A singleUseCollect VM is the simpler of the two VM types and essentially is a Linux VM that runs the HTTrack utility1 to crawl an assigned website. After the crawl is complete, the crawl is then compressed and stored in Nearline storage and thereafter this singleUseCollect VM shuts down. After shutdown is complete, the htsquirrel program then deallocates and destroys the singleUseCollect VM (since the VM has completed its purpose, and so as to save on VM related hosting and storage costs).

A reusableStore VM is the more complex of the two VM types and essentially is a Linux VM that runs Gitea server and then imports each and every web crawl (previously produced by the singleUseCollect VMs) waiting in Nearline storage, except, of course, those crawls which have been previously imported into Gitea. After all web crawls have been imported into the Gitea server on the reusableStore VM, the VM shutsdown. However, htsquirrel will never automatically destroy a reusableStore VM. Instead, it is expected that a human DevOps engineer will, from time to time, manually start the reusuableStore VM and copy the Gitea repo of web crawls to some other Git or Gitea server of the DevOps Engineer’s choosing. The manual steps to copy a Gitea (or any Git based) repo are listed here: https://www.atlassian.com/git/tutorials/git-move-repository . Since even reusableStore VMs are are considered to be cattle, and not pets, it is the responibility of the DevOps engineer to backup the Gitea Repo hosted by the reusableStore VM as often as the DevOps Engineer’s business needs dictate. The ability to automatically crawl a website multiple times and then to store these craws as commits to a Gitea repo is in fact the very raison d’être of the entire htsquirrel program! When creating a reusableStore VM, htsquirrel also deploys all needed supporting programs (specifically PostgreSQL, Nginx, Fail2Ban and HTTPS by Let’s Encrypt) into the VM and fully configures these software programs to support the Gitea hosting platform. The Ansible Playbook used to create the reusableStore VM is a fork, with modifications and additions, from https://git.theo-andreou.org/Personal/ansible-deploy-Gitea . The Terraform configuration file was partially custom written for this project, but was also initially “evolved from” the Terrafrom configuration file “main.tf” found within the “Hello World” example of the TwA program.
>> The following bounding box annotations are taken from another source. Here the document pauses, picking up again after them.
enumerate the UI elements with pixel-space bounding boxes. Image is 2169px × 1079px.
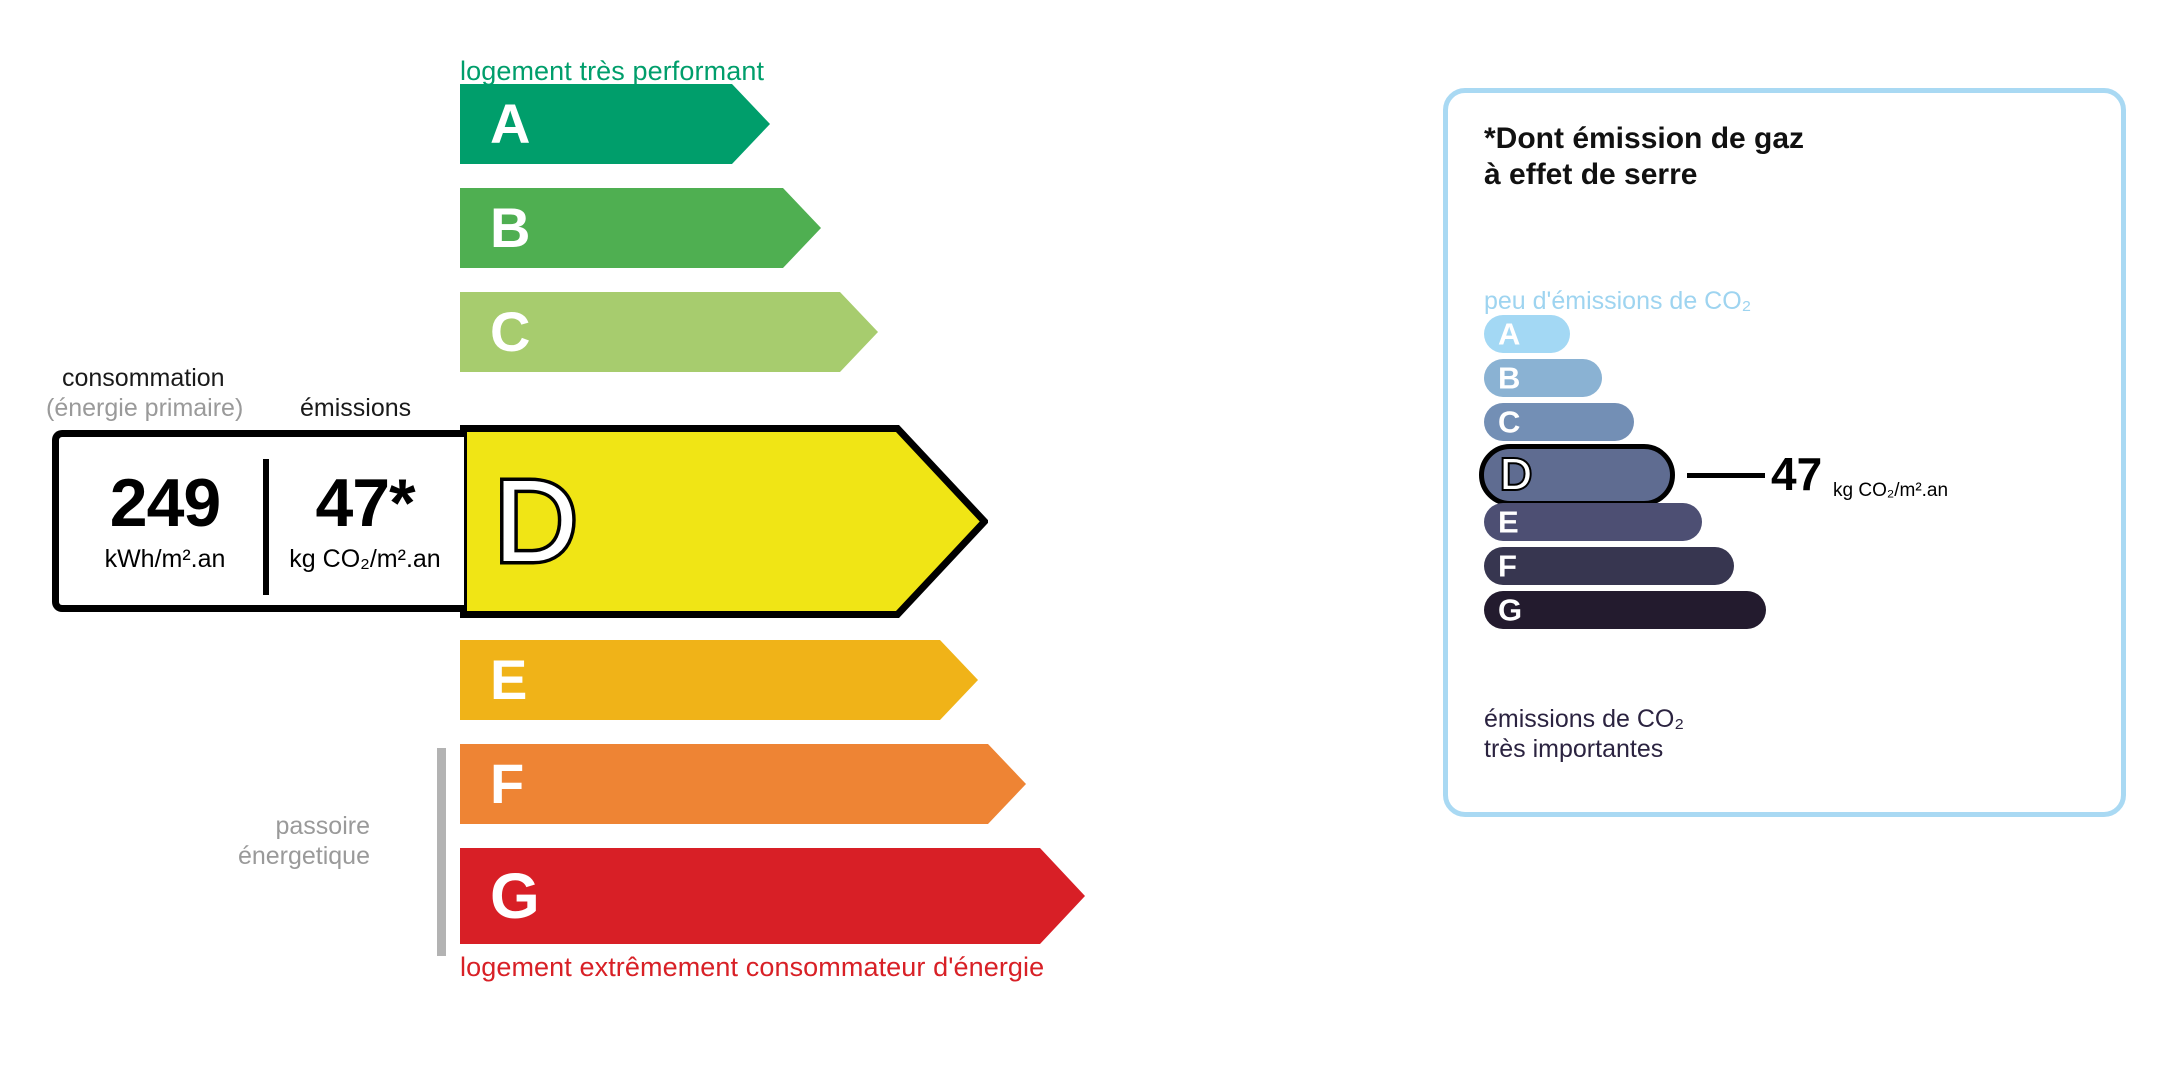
consumption-value: 249: [110, 469, 220, 537]
ges-leader-line: [1687, 473, 1765, 478]
energy-bar-letter-f: F: [490, 756, 524, 812]
value-divider: [263, 459, 269, 595]
ges-bar-letter-g: G: [1498, 595, 1522, 626]
ges-bar-a: A: [1484, 315, 1570, 353]
ges-bar-letter-f: F: [1498, 551, 1517, 582]
ges-value: 47: [1771, 451, 1822, 497]
ges-panel: *Dont émission de gaz à effet de serre p…: [1443, 88, 2126, 817]
energy-bar-letter-e: E: [490, 652, 527, 708]
energy-bar-b: B: [460, 188, 821, 268]
ges-bar-letter-e: E: [1498, 507, 1519, 538]
energy-bar-letter-d: D: [494, 463, 578, 579]
energy-bar-e: E: [460, 640, 978, 720]
energy-bar-letter-a: A: [490, 96, 530, 152]
ges-value-unit: kg CO₂/m².an: [1833, 481, 1948, 500]
ges-bar-letter-a: A: [1498, 319, 1520, 350]
emission-value: 47*: [315, 469, 414, 537]
ges-top-label: peu d'émissions de CO₂: [1484, 287, 1751, 316]
ges-bar-letter-d: D: [1500, 453, 1532, 497]
energy-bar-letter-c: C: [490, 304, 530, 360]
energy-bar-c: C: [460, 292, 878, 372]
energy-bar-d: D: [460, 425, 988, 618]
energy-bar-f: F: [460, 744, 1026, 824]
energy-top-caption: logement très performant: [460, 56, 764, 87]
energy-bar-a: A: [460, 84, 770, 164]
ges-bar-b: B: [1484, 359, 1602, 397]
ges-bar-c: C: [1484, 403, 1634, 441]
label-emissions: émissions: [300, 394, 411, 423]
consumption-value-cell: 249 kWh/m².an: [67, 437, 263, 605]
ges-panel-title: *Dont émission de gaz à effet de serre: [1484, 121, 1804, 193]
energy-bar-letter-g: G: [490, 864, 540, 928]
energy-bottom-caption: logement extrêmement consommateur d'éner…: [460, 952, 1044, 983]
emission-unit: kg CO₂/m².an: [289, 545, 440, 574]
ges-bar-f: F: [1484, 547, 1734, 585]
label-energie-primaire: (énergie primaire): [46, 394, 243, 423]
consumption-unit: kWh/m².an: [105, 545, 226, 574]
ges-bar-letter-b: B: [1498, 363, 1520, 394]
value-box: 249 kWh/m².an 47* kg CO₂/m².an: [52, 430, 464, 612]
ges-bottom-label: émissions de CO₂ très importantes: [1484, 705, 1684, 764]
ges-bar-g: G: [1484, 591, 1766, 629]
label-consommation: consommation: [62, 364, 225, 393]
energy-bar-g: G: [460, 848, 1085, 944]
energy-bar-letter-b: B: [490, 200, 530, 256]
dpe-diagram: logement très performant ABCDEFG consomm…: [0, 0, 2169, 1079]
emission-value-cell: 47* kg CO₂/m².an: [275, 437, 455, 605]
passoire-bracket: [437, 748, 446, 956]
passoire-energetique-label: passoire énergetique: [210, 812, 370, 871]
ges-bar-d: D: [1479, 444, 1675, 506]
ges-bar-e: E: [1484, 503, 1702, 541]
ges-bar-letter-c: C: [1498, 407, 1520, 438]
At the time of this writing, the htsquirrel program only supports the Google Cloud Platform. Google Cloud is the cloud environment that I (mlgopher) use for my projects. However, it is my hope that in the future others will add support to htsquirrel for other cloud environments such as AWS, MS Azure, etc. Alternately, it should also even be possible to extend htsquirrel so as to work on-premise (without any cloud environment) using virtualization tools such as VirtualBox (see https://github.com/terra-farm/terraform-provider-virtualbox ).

2.1 Code and Documentation contributions

We welcome contributions to htsquirrel and will review all contributions in a timely manner. Contributions are managed using GitHub’s workflow and we hope to make this process as easy as possible. If you would like to work on adding new functionality to htsquirrel please consider submitting a pull request on GitHub. Instructions (not written by the htsquirrel team) for how to submit a pull request on GitHub can be found in many places including here and here.

2.2 How To Get Support

The best way of support right now is to open a ticket on Github. Instructions (not written by the htsquirrel team) for how to open a ticket on GitHub can be found here


  1. Note, HTTrack is a project developed by Xavier Roche & other contributors. The htsquirrel program has NOT been endorsed by the HTTrack team. The htsquirrel program is a separate and independent project from HTTrack.